Partial‑line write miss
For partial writes, we must fetch the existing line from lower memory before merging the new bytes. We also need MSHR space to track the miss.
func (ds *directoryStage) writePartialLineMiss(trans *transaction) bool {
write := trans.write
cachelineID, _ := getCacheLineID(write.Address, ds.cache.log2BlockSize)
if ds.cache.mshr.IsFull() { return false }
victim := ds.cache.directory.FindVictim(cachelineID)
if victim.IsLocked || victim.ReadCount > 0 { return false }
if ds.needEviction(victim) { return ds.evict(trans, victim) }
return ds.fetch(trans, victim)
}
If eviction is needed (dirty victim), we evict first, then fetch the new line (the evict
helper will set up MSHR and the appropriate actions).
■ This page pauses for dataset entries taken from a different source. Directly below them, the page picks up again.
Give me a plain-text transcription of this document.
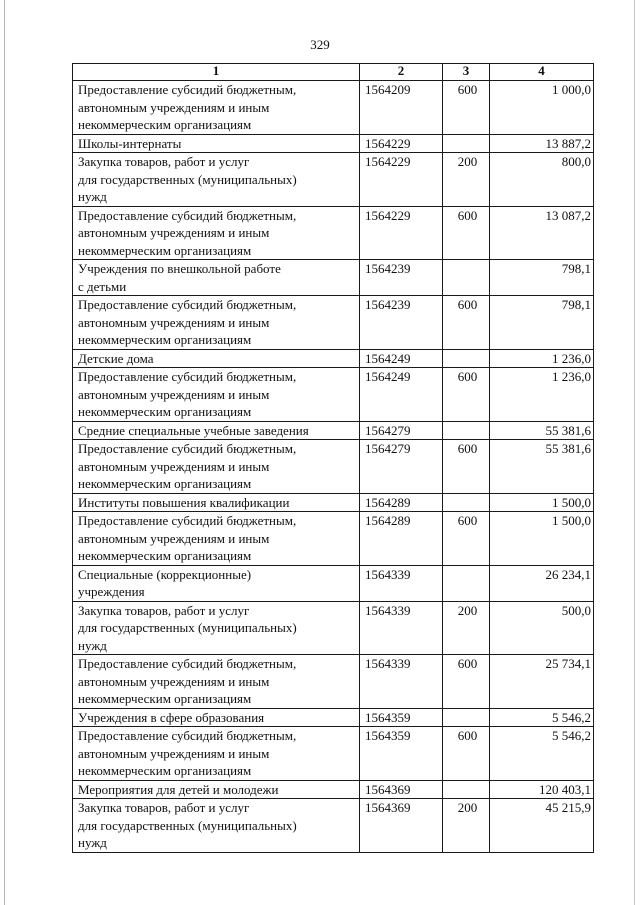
329
1	2	3	4

Предоставление субсидий бюджетным,
автономным учреждениям и иным
некоммерческим организациям	1564209	600	1 000,0

Школы-интернаты	1564229		13 887,2

Закупка товаров, работ и услуг
для государственных (муниципальных)
нужд	1564229	200	800,0

Предоставление субсидий бюджетным,
автономным учреждениям и иным
некоммерческим организациям	1564229	600	13 087,2

Учреждения по внешкольной работе
с детьми	1564239		798,1

Предоставление субсидий бюджетным,
автономным учреждениям и иным
некоммерческим организациям	1564239	600	798,1

Детские дома	1564249		1 236,0

Предоставление субсидий бюджетным,
автономным учреждениям и иным
некоммерческим организациям	1564249	600	1 236,0

Средние специальные учебные заведения	1564279		55 381,6

Предоставление субсидий бюджетным,
автономным учреждениям и иным
некоммерческим организациям	1564279	600	55 381,6

Институты повышения квалификации	1564289		1 500,0

Предоставление субсидий бюджетным,
автономным учреждениям и иным
некоммерческим организациям	1564289	600	1 500,0

Специальные (коррекционные)
учреждения	1564339		26 234,1

Закупка товаров, работ и услуг
для государственных (муниципальных)
нужд	1564339	200	500,0

Предоставление субсидий бюджетным,
автономным учреждениям и иным
некоммерческим организациям	1564339	600	25 734,1

Учреждения в сфере образования	1564359		5 546,2

Предоставление субсидий бюджетным,
автономным учреждениям и иным
некоммерческим организациям	1564359	600	5 546,2

Мероприятия для детей и молодежи	1564369		120 403,1

Закупка товаров, работ и услуг
для государственных (муниципальных)
нужд	1564369	200	45 215,9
Otherwise, we set up a direct fetch via fetch
, which allocates the MSHR, pre‑allocates the block, and programs a writeBufferFetch
command.
Full‑line detection
Full‑line writes are detected by write length and dirty mask coverage:
func (ds *directoryStage) isWritingFullLine(write *mem.WriteReq) bool {
if len(write.Data) != (1 << ds.cache.log2BlockSize) { return false }
if write.DirtyMask != nil {
for _, dirty := range write.DirtyMask {
if !dirty { return false }
}
}
return true
}
This allows the directory to skip fetches and MSHR allocation when the incoming write completely overwrites a line.